Chidyausiku will also be remembered for having handed down the infamous Jealousy Mawarire judgment that paved the way for 2013 elections without adequate electoral reforms demanded by the opposition and the Zuva Petroleum ruling in July 2015 that legalised termination of permanent employees’ contracts on three months’ notice.

The Zuva judgment came as the Executive had started toying around with a labour flexibility policy.

A legal analyst, Dewa Mavhinga, chipped in: “Chidyausiku was viewed as malleable and open to Zanu PF and government influence given his past close links to the ruling party.”

Chidyausiku, in 1980, was elected into the first post-independence Parliament on a Zanu PF ticket and immediately appointed Local Government deputy minister by Mugabe.

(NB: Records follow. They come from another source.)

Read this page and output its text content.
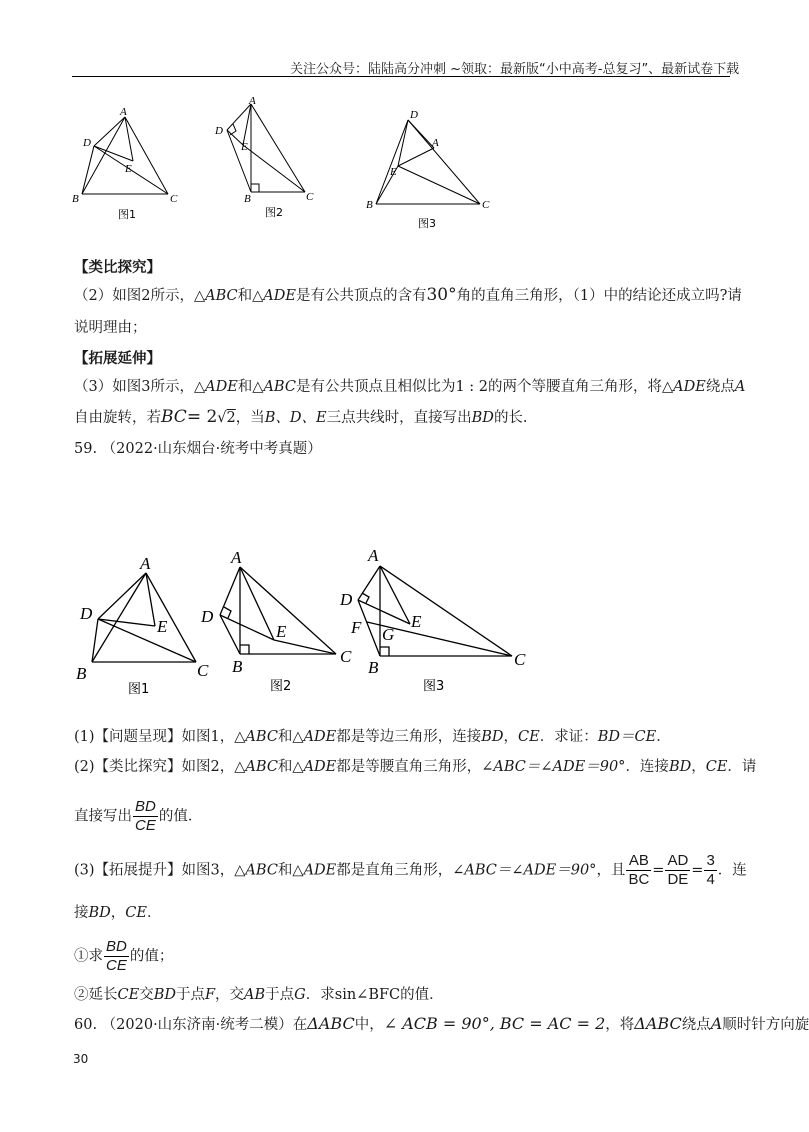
关注公众号：陆陆高分冲刺 ~领取：最新版“小中高考-总复习”、最新试卷下载
A
D
E
B	C
图1
A
D
E
B	C
图2
D
A
E
B	C
图3
【类比探究】
（2）如图2所示，△ABC和△ADE是有公共顶点的含有30°角的直角三角形，（1）中的结论还成立吗?请
说明理由；
【拓展延伸】
（3）如图3所示，△ADE和△ABC是有公共顶点且相似比为1 : 2的两个等腰直角三角形，将△ADE绕点A
自由旋转，若BC= 2√2，当B、D、E三点共线时，直接写出BD的长.
59. （2022·山东烟台·统考中考真题）
A
D
E
B	C
图1
A
D
E
B
C
图2
A
D
F G
E
B	C
图3
(1)【问题呈现】如图1，△ABC和△ADE都是等边三角形，连接BD，CE．求证：BD＝CE．
(2)【类比探究】如图2，△ABC和△ADE都是等腰直角三角形，∠ABC＝∠ADE＝90°．连接BD，CE．请
直接写出 $\frac{BD}{CE}$ 的值．
(3)【拓展提升】如图3，△ABC和△ADE都是直角三角形，∠ABC＝∠ADE＝90°，且 $\frac{AB}{BC} = \frac{AD}{DE} = \frac{3}{4}$ ．连
接BD，CE．
①求 $\frac{BD}{CE}$ 的值；
②延长CE交BD于点F，交AB于点G．求sin∠BFC的值．
60. （2020·山东济南·统考二模）在ΔABC中，∠ ACB = 90°, BC = AC = 2，将ΔABC绕点A顺时针方向旋
30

As Attorney-General, he was as powerful as a Cabinet minister, as he also oversaw prosecutions.

This position also allowed him to sit as an ex-officio Member of Parliament and Cabinet besides being chief government legal adviser.

Lawyer and opposition People’s Democratic Party spokesman Jacob Mafume said Chidyausiku was a brilliant jurist, but goes into retirement with blemishes.

“He is an intelligent lawyer, very clever human being and colourful. The land issue will always mark his legacy, but as he rides off in the sunset, there will be a few critical wheels missing off his wagon, like the media suffered under his court,” he said.

Chidyausiku used the “dirty hands principle”, which resulted in the closure of the then largest privately-owned daily newspaper, The Daily News, in 2003, sending hundreds of journalists and support staff into the streets.

As chairman of the Constitutional Commission in the late 90s, Chidyausiku presided over Mugabe’s first major electoral defeat since independence.

The commission had two “moments of weaknesses” that put a large bloat on Chidyausiku’s individual reputation, according to analysts.

The commission allowed Mugabe to put changes to the final document after it had been approved by all commissioners to go to a referendum.

Needless to say, the draft constitution was eventually rejected at the referendum.

Chidyausiku, during the commission’s tenure, was involved in a wrangle with a fellow commissioner, which he himself labelled “a moment of weakness”.

Chidyausiku, in his speech, acknowledged that history would judge his tenure and he hoped it would be kind. On that question, the jury is still out.